Das ist vor allem harte Arbeit (lacht). Ich bin ja in einem Alter, in dem viele meiner früheren Kollegen in den Ruhestand gehen. Stattdessen verbringe ich nun drei Tage in der Woche in London. Mir macht es enormen Spaß, das Geschehen im Parlament zu beeinflussen.

Wie viel Einfluss haben Sie denn? Das House of Lords spielt ja eher eine beratende Rolle...

...die durchaus wichtig sein kann. Ein gutes Beispiel war das Gesetz zur gleichgeschlechtlichen Ehe. Gewählte Politiker tun sich mit so einem Thema schwer, weil unterschiedliche Interessengruppen auf sie einreden. Im House of Lords haben wir über Tage sehr intensiv debattiert und alle Aspekte sorgfältig abgewogen. Dass ausgerechnet das verstaubte House of Lords sich für die gleichgeschlechtliche Ehe ausgesprochen hat, verhalf dem Thema am Schluss sicher zu einer breiteren Akzeptanz. Im Oktober wird es um Sterbehilfe gehen, die ist derzeit in Großbritannien noch illegal. Wir haben eine sehr unbefriedigende Situation, aber keinen Konsens, was die bessere Lösung wäre. Das ist ein hoch moralisches und religiöses Thema.

Was prägt Ihre Arbeit als Autor stärker: Ihre eigene politische Erfahrung oder literarische Vorbilder wie Shakespeare?

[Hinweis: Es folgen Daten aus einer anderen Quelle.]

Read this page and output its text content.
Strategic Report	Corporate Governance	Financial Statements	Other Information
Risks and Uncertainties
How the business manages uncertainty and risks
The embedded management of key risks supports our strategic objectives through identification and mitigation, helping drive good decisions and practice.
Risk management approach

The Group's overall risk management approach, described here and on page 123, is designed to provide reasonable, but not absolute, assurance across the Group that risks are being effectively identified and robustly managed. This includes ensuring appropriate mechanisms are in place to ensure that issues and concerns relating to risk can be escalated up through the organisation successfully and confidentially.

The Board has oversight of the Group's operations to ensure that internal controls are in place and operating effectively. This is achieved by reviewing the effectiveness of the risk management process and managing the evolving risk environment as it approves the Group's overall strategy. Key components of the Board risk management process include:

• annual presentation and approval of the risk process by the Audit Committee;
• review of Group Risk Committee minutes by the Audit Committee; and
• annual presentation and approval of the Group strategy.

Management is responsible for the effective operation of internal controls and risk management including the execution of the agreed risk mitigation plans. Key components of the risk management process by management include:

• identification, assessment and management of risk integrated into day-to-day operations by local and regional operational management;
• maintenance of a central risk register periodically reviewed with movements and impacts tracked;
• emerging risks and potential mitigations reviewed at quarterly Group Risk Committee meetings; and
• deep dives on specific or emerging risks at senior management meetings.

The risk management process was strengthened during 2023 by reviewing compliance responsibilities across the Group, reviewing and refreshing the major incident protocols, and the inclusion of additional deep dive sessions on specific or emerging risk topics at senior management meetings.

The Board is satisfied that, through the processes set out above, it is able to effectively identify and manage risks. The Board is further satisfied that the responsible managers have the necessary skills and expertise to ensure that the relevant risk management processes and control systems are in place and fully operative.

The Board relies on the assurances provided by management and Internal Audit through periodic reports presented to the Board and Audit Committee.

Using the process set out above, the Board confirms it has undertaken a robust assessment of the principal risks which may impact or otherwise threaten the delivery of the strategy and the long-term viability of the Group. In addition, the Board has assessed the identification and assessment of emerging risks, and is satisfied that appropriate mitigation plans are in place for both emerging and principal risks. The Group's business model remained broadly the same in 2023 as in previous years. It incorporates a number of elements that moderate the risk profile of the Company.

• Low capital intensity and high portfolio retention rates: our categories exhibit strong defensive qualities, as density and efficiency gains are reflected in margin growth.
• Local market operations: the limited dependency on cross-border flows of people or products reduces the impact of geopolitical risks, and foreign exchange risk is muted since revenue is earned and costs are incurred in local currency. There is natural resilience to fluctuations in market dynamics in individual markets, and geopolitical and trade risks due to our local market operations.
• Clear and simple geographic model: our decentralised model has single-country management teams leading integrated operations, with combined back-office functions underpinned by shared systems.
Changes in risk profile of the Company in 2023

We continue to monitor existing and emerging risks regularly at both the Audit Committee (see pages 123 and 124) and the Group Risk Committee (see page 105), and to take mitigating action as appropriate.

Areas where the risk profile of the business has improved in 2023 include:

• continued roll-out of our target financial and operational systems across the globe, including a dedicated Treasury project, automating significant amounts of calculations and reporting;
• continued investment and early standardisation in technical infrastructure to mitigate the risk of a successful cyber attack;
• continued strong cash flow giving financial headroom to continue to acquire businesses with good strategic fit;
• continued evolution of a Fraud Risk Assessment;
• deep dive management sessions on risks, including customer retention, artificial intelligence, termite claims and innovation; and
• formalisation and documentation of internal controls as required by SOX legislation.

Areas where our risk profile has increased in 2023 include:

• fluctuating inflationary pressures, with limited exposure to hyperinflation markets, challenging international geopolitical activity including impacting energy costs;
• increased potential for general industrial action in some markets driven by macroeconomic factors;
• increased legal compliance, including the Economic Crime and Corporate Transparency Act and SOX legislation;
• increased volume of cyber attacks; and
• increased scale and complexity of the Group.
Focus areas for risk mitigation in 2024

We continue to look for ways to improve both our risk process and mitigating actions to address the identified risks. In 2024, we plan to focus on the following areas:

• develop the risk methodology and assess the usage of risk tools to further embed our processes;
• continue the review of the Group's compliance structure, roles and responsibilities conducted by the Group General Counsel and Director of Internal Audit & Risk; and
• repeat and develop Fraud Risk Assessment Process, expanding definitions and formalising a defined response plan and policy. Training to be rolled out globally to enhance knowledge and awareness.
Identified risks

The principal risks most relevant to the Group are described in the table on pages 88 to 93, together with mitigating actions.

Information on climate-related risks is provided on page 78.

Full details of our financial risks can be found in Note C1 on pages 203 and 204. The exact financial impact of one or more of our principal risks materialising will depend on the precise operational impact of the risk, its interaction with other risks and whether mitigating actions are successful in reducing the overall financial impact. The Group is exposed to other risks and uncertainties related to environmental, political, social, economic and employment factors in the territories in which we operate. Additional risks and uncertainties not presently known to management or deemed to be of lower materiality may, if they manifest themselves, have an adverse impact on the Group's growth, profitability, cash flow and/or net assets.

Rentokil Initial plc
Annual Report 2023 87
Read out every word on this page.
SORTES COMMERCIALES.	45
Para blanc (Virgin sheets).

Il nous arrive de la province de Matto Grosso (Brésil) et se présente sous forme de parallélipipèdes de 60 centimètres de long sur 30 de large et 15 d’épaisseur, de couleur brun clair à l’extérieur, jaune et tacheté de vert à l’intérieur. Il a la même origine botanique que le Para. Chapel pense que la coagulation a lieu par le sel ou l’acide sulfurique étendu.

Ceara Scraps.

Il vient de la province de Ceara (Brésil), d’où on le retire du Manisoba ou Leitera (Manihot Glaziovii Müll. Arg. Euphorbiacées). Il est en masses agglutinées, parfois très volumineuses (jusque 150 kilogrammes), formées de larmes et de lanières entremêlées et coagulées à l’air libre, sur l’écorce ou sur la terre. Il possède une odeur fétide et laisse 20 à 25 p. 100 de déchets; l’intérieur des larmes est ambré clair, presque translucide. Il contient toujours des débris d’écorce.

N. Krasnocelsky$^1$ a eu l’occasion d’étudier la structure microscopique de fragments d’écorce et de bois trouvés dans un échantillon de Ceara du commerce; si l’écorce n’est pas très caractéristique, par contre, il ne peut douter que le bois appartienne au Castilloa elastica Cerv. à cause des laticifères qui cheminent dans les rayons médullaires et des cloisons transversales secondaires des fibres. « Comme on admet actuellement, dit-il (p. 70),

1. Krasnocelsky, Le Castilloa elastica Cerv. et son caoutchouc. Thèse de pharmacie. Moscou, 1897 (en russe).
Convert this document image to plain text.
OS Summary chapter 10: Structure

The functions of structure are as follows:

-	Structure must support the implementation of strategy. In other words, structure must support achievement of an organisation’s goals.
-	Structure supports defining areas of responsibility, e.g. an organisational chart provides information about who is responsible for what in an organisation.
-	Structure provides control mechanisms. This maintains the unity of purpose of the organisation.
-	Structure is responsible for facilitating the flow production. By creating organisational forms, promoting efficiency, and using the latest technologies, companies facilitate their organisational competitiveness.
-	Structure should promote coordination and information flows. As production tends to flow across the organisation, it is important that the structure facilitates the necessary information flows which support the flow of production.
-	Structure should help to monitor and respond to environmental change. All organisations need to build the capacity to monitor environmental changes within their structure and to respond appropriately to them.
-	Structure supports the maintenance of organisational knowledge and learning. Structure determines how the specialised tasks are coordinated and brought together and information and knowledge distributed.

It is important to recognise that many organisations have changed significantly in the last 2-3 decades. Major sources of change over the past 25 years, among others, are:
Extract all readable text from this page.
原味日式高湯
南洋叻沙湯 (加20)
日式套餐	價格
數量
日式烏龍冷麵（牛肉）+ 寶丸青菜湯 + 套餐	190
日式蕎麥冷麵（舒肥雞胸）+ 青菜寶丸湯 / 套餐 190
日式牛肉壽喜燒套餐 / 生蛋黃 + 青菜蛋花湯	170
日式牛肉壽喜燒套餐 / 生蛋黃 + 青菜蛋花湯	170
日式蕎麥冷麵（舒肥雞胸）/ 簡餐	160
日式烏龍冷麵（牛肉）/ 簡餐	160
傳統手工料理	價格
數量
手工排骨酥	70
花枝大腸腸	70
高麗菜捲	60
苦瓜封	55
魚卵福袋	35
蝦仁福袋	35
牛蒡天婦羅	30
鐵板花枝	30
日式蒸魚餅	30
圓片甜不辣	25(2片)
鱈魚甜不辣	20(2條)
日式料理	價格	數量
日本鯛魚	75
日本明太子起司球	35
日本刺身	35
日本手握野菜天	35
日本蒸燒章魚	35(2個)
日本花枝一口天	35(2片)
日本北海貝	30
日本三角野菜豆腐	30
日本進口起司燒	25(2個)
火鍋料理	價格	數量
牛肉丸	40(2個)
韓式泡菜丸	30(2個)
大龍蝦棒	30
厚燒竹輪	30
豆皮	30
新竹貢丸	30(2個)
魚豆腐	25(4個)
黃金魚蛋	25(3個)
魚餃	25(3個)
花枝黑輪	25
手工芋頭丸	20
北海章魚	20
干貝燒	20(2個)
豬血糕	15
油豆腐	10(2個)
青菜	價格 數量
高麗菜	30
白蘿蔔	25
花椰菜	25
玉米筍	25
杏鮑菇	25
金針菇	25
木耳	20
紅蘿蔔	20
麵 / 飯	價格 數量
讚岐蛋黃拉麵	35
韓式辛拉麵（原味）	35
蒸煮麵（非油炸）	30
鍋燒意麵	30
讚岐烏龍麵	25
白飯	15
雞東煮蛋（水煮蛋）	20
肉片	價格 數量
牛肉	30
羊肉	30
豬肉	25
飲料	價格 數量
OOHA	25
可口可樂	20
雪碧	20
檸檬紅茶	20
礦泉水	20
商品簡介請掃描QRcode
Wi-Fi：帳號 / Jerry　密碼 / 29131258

Ich kam als Jugendlicher erstmals mit Shakespeare in Kontakt, als ich „Julius Cäsar“ las. Eine 2000 Jahre alte Geschichte aus einem anderen Land. Der Typ wird von seinem besten Freund auf den Stufen des Kapitols erstochen. Was für eine Geschichte! Und in was für einer schönen Sprache sie erzählt wird! „House of Cards“ ist eine neue Fassung von „Julius Cäsar“. Und den Kunstgriff, dass der Held direkt das Publikum anspricht, habe ich mir von Shakespeare abgesehen. Der stammt aus „Richard III“. Das funktioniert im Fernsehen wunderbar.

Hätten Sie „House of Cards“ ohne Ihre Erfahrung in der Politik schreiben können?

Bestimmt nicht, oft funktioniert politisches Drama nicht, weil die Autoren die Innenwelt der Politik nicht kennen. Sie lassen sich von ihren Vorurteilen leiten, wie es in der Politik zugehen müsste. Das Ergebnis ist dann sehr oberflächlich.

Mit Adam Price, dem Schöpfer von „Borgen“, haben Sie ein neues Projekt begonnen. Wann können wir es sehen?

Wir arbeiten sehr hart daran, aber jedes Projekt braucht seine Zeit. Es geht hier nicht nur um einen schöpferischen Prozess, wir befinden uns auch in einem bürokratischen Prozess, um einen Platz im Programm der BBC zu finden und um das notwendige Geld zu bekommen. Es handelt sich um ein sehr ehrgeiziges Projekt, so viel kann ich verraten.

Hat die EU Potenzial als Handlungsort für eine Serie?

Die Euro-Krise würde ein tolles Drama ergeben. Es gab immer wieder Momente, in denen niemand wusste, was zu tun war – perfekt, um das auf der Leinwand festzuhalten.